I look at life through a new lens altogether. I’m even more deliberate in my thoughts and intentions as well as my openness to what love is and what it really means to be loved. I take nothing for granted anymore not even the little things. People matter to me more than things. I’d rather have peace than to be right. I have finally eradicated most of the self-limiting beliefs my father actually told me to get rid of years ago, especially those regarding income potential which by the way is so unlimited. I pay attention to life more and I listen to everything even to what isn’t said. I talk less and observe more. #ObservationDeck #GreatView #Awareness You could say, I’m finally truly living my life’s purpose. I just hate that it took such a hard-hitting death to wake me up from my own life.
To anyone who feels left behind, know that you are not alone.

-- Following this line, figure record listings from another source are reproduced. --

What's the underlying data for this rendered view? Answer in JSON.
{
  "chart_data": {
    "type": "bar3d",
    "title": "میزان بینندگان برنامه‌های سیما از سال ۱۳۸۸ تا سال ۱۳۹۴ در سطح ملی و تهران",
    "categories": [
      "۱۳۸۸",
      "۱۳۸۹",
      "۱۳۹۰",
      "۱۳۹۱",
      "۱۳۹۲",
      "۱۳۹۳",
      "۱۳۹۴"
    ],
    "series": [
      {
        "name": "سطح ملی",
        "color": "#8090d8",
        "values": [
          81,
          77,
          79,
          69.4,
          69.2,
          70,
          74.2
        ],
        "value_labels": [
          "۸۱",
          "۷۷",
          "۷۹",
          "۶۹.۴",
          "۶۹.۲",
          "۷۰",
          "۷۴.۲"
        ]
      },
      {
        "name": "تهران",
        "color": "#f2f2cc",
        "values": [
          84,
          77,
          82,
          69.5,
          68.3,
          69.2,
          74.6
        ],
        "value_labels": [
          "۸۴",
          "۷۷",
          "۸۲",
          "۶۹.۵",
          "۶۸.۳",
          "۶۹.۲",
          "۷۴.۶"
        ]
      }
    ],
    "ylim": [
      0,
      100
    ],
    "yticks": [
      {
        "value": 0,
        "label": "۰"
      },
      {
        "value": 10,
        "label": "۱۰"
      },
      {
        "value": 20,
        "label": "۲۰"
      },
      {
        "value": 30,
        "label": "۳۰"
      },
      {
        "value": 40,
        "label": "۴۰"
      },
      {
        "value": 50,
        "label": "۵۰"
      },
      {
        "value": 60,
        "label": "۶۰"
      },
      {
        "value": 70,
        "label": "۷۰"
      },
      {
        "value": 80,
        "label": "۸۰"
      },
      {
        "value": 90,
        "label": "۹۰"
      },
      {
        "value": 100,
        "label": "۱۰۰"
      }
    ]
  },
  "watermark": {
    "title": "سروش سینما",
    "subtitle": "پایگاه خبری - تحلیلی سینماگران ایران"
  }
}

It doesn’t feel good, it hurts sometimes, it’s confusing sometimes, it’s unbelievable sometimes and yet there is a way to find a better feeling and live your new life without the ones who hurt you or the ones you loved who are no longer with you. Focus on love and what you love so you can recenter and move forward in life one step and one day at a time until you have a new pace of success that works for you. It’s okay to cry. It’s okay to miss the ones who have transitioned on. The key is to keep going on your journey to you can live your life’s purpose.
What I’ve learned the most from the transitioning of my father’s life is that death has a way of getting our attention unlike any other circumstance. The one thing my Daddy stressed is how he lived a full life and really did everything he ever wanted to do. I used to get so tired of hearing his stories and adventures but I’d give anything to hear him talk about them now for sure. His life was a really wonderful set of accomplishments. He was a former athlete, educator, businessman, public speaker, military man, motorcyclist, musician and so much more. I admire that about him and I think about how he retired early and really did enjoy his golden years even up to the time he was diagnosed with vascular dementia. He was not a perfect man but he was a man who learned a lot of valuable lessons that he was able to pass on to me and to my siblings. The most amazing thing to me was that somehow even to the very end, he somehow never forgot who I was and even remembered me by name. Even as I write this tears come to my eyes and are falling fast, but I promise you they are happy tears of reflection of a life of 78 years well lived.
When it comes to our lives, the truth is that each of us only gets one trip. Be sure to enjoy the journey. Life is too short to be anything less than happy and free to live the life of your dreams. You deserve the best life has to offer. Life is a series of decisions. We are the product of our decisions. Choose wisely. Your life depends on it. Love yourself enough to live it to the fullest. A ship is safest at the harbor but that’s not its purpose. It is time for your to pick up the pieces in spite of it all and live your life’s purpose today. I believe in my heart that those of our loved ones who have transitioned would not want it any other way. There is a reason we are all still here. Let’s make the most of it! #IGNITEyourLife #LiveLOVEdaily
This article is from my upcoming book for 2015 #40LessonsLearnedBefore40. This article is dedicated to anyone who was left behind or feels left behind sometimes in life. I am a witness that God is still here through it all, you can move forward without forgetting about your loved one and as aforementioned– you are never alone. Reach out to your friend, relative, or health professional about how you feel if you are having trouble coping so you can feel better. The better you feel, the more amazing you can become. You deserve it. Your life deserves it.